PowerShell (Windows):

# from repo root
node scripts/vg.mjs overview

# list tasks (all / by status)
node scripts/vg.mjs tasks
node scripts/vg.mjs tasks pending
node scripts/vg.mjs tasks assigned 30

# inspect one task by full ID or prefix
node scripts/vg.mjs progress <taskId-or-prefix>

# recent escalations
node scripts/vg.mjs escalations

Or via npm (works on all platforms):

npm run vg -- overview
npm run vg -- tasks pending
npm run vg -- progress <taskId-or-prefix>
npm run vg -- escalations

bash (macOS / Linux / WSL):

bash scripts/vg overview
bash scripts/vg tasks pending
bash scripts/vg progress <taskId-or-prefix>
bash scripts/vg escalations

What each command shows:

  • overview: world day/status, beings, task status distribution, escalation count
  • tasks [status] [limit]: compact rows: short ID, status, priority, leader, title
  • progress <id|prefix>: leader/status/percent/summary/latest checkpoint for one task
  • escalations [limit]: latest escalation entries in chronological order

This is intentionally read-only and safe for daily operator visibility.

Architecture Snapshot

Vibe Guild uses a two-plane model:

  1. Control Plane (host process)

    • assignment, scheduling, intervention, escalation,
    • AI beings as persistent cognitive layer (planning, collaboration, memory),
    • writes creator-facing world state (world/),
    • chokidar watches world/tasks/*/progress.json → fires onProgress → creator console,
    • /msg --task <id> writes inbox.json → sandbox reads and course-corrects.
  2. Execution Plane (Docker sandbox — one container per world task, multiple tasks run in parallel)

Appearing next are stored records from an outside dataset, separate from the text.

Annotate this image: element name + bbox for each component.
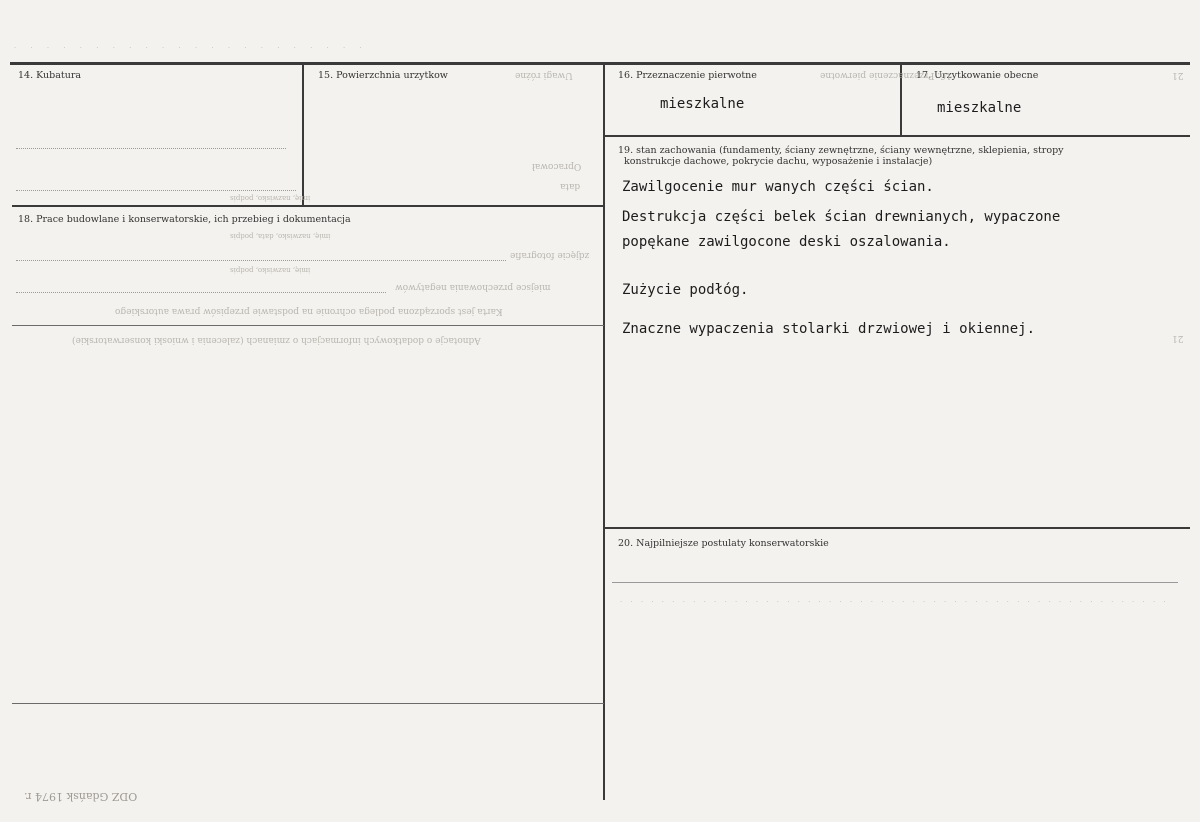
printer-mark: ODZ Gdańsk 1974 r.: [24, 790, 138, 803]
field-18-label: 18. Prace budowlane i konserwatorskie, ich przebieg i dokumentacja: [18, 214, 351, 225]
section20-underline: [612, 582, 1178, 583]
line-below-16-17: [605, 135, 1190, 137]
field-14-label: 14. Kubatura: [18, 70, 82, 81]
header-faint-marks: · · · · · · · · · · · · · · · · · · · · · ·: [14, 44, 368, 52]
field-16-value: mieszkalne: [660, 96, 745, 112]
bleed-miejsce-przechowania: miejsce przechowania negatywów: [395, 282, 551, 292]
field-19-line-2: Destrukcja części belek ścian drewnianych, wypaczone: [622, 209, 1061, 225]
section20-faint-row: · · · · · · · · · · · · · · · · · · · · · · · · · · · · · · · · · · · · · · · · · · · · · · · · · · · · ·: [620, 598, 1169, 606]
field-19-line-1: Zawilgocenie mur wanych części ścian.: [622, 179, 934, 195]
bleed-adnotacje-line: Adnotacje o dodatkowych informacjach o zmianach (zalecenia i wnioski konserwatorskie): [72, 335, 481, 345]
bleed-imie-nazwisko-podpis: imię, nazwisko, podpis: [230, 194, 311, 202]
field-19-line-4: Zużycie podłóg.: [622, 282, 749, 298]
dotted-line: [16, 260, 506, 261]
bleed-przeznaczenie: 16. Przeznaczenie pierwotne: [820, 70, 952, 80]
bleed-data: data: [560, 181, 581, 191]
field-20-label: 20. Najpilniejsze postulaty konserwatorskie: [618, 538, 829, 549]
dotted-line: [16, 148, 286, 149]
field-16-label: 16. Przeznaczenie pierwotne: [618, 70, 757, 81]
bleed-number-21: 21: [1172, 70, 1184, 80]
field-17-label: 17. Urzytkowanie obecne: [916, 70, 1039, 81]
bleed-karta-line: Karta jest sporządzona podlega ochronie na podstawie przepisów prawa autorskiego: [115, 306, 503, 316]
field-19-label-line2: konstrukcje dachowe, pokrycie dachu, wyposażenie i instalacje): [624, 156, 933, 167]
left-lower-line: [12, 703, 604, 704]
bleed-imie-nazwisko-data-podpis: imię, nazwisko, data, podpis: [230, 232, 331, 240]
field-19-line-5: Znaczne wypaczenia stolarki drzwiowej i okiennej.: [622, 321, 1036, 337]
field-19-label-line1: 19. stan zachowania (fundamenty, ściany zewnętrzne, ściany wewnętrzne, sklepienia, stropy: [618, 145, 1064, 156]
bleed-number-22: 21: [1172, 333, 1184, 343]
bleed-zdjecia: zdjęcie fotografie: [510, 250, 590, 260]
center-fold-line: [603, 62, 605, 800]
line-above-20: [605, 527, 1190, 529]
line-below-14-15: [12, 205, 604, 207]
field-15-label: 15. Powierzchnia urzytkow: [318, 70, 448, 81]
bleed-imie-nazwisko-podpis-2: imię, nazwisko, podpis: [230, 266, 311, 274]
field-19-line-3: popękane zawilgocone deski oszalowania.: [622, 234, 951, 250]
dotted-line: [16, 190, 296, 191]
top-border-line: [10, 62, 1190, 65]
divider-14-15: [302, 64, 304, 206]
field-17-value: mieszkalne: [937, 100, 1022, 116]
bleed-uwagi: Uwagi różne: [515, 70, 573, 80]
line-below-section18-upper: [12, 325, 604, 326]
dotted-line: [16, 292, 386, 293]
bleed-opracowal: Opracował: [532, 161, 582, 171]
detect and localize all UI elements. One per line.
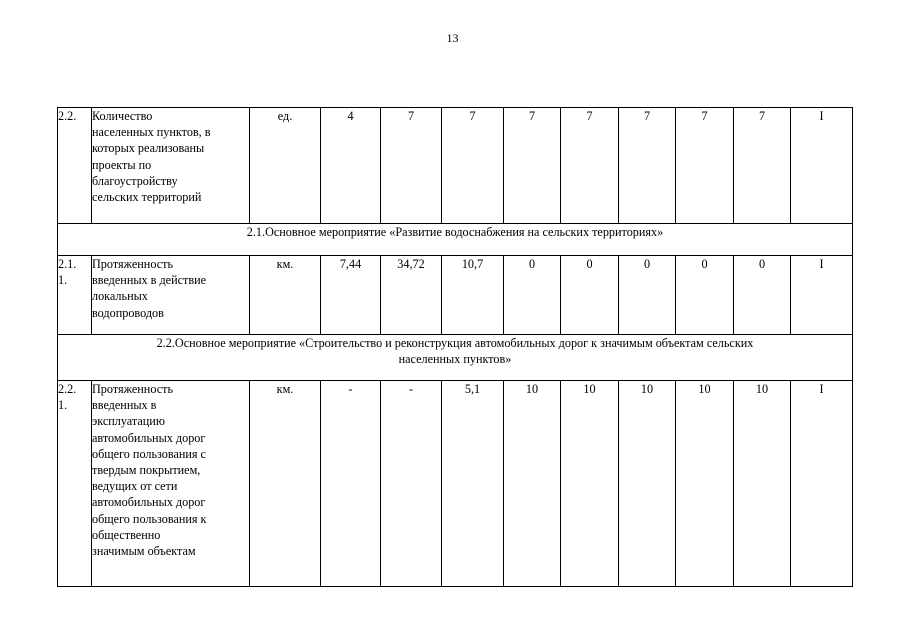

    v1 — Single session (current ✅) One claude CLI process. The leader drives the full task — members exist as named roles in the prompt. The leader acts, writes progress, and records self-notes for all members at task end.

    v2 — Leader + subagents (planned 🧪) Leader session uses Claude Code's built-in Task tool to spawn each member as an independent subagent inside the same container, sharing the same volume mounts. (Not yet started — key unknown: whether GLM-5 reliably invokes Task tool.)

Dual state model:

  • Execution truth: GitHub commits, output/ deliverables — deep technical detail.
  • World truth: world/ progress + memory — creator-facing, intervention-ready.

Runtime logs are persisted per task under world/tasks/{id}/logs/ (for example runtime.log, claude-code.log, docker.log, progress-events.ndjson) and can be mirrored into task repos under runtime-details/{taskId}/.

Compatibility guard (Docker runtime): if Claude exits 0 with empty stdout/stderr while --mcp-config is enabled, sandbox retries once without MCP config (still Claude CLI). This avoids silent no-op runs on some Anthropic-compatible endpoints.

Sandbox isolation via precise Docker volume mounts (not prompt constraints):

Mount Mode Purpose
world/tasks/{id}/ rw progress, inbox
world/beings/{id}/ ×N rw memory, profile, skills
output/ rw deliverables
world/memory/world.json ro read dayCount
AGENTS.md ro world rules
src/sandbox/entrypoint.mjs ro entrypoint only

Current Transition Status

The architecture target above is now the official design baseline.

  • WORLD-DESIGN.md defines the canonical model.
  • README.md focuses on operator workflows and commands.
  • Runtime adapter and sandbox execution plumbing are implemented incrementally.

Project Structure

Folder Owner Purpose
src/ You World Engine and orchestration runtime
.claude/ You World law, agent definitions, skills
world/ Runtime + Beings Creator-facing state, memory, tasks, reports
output/ Beings Deliverables — drafts, reports, artifacts

Key rule:

  • The creator should be able to operate from world/ + vg without reading low-level runtime files.
  • Deep execution details remain available in task runtime repos/artifacts when needed.

Stack

  • Claude Agent SDK (@anthropic-ai/claude-agent-sdk) — orchestration and intervention flow
  • claude CLI — runs inside Docker sandbox as the execution agent
  • TypeScript with ESM (import, never require)
  • chokidar — watches progress.json for real-time creator console updates
  • Docker — one container per world task, precise volume mount isolation
  • sandbox runtime adapter (local SDK mode or docker mode, switched via RUNTIME_MODE)

See WORLD-DESIGN.md for the full architecture reference.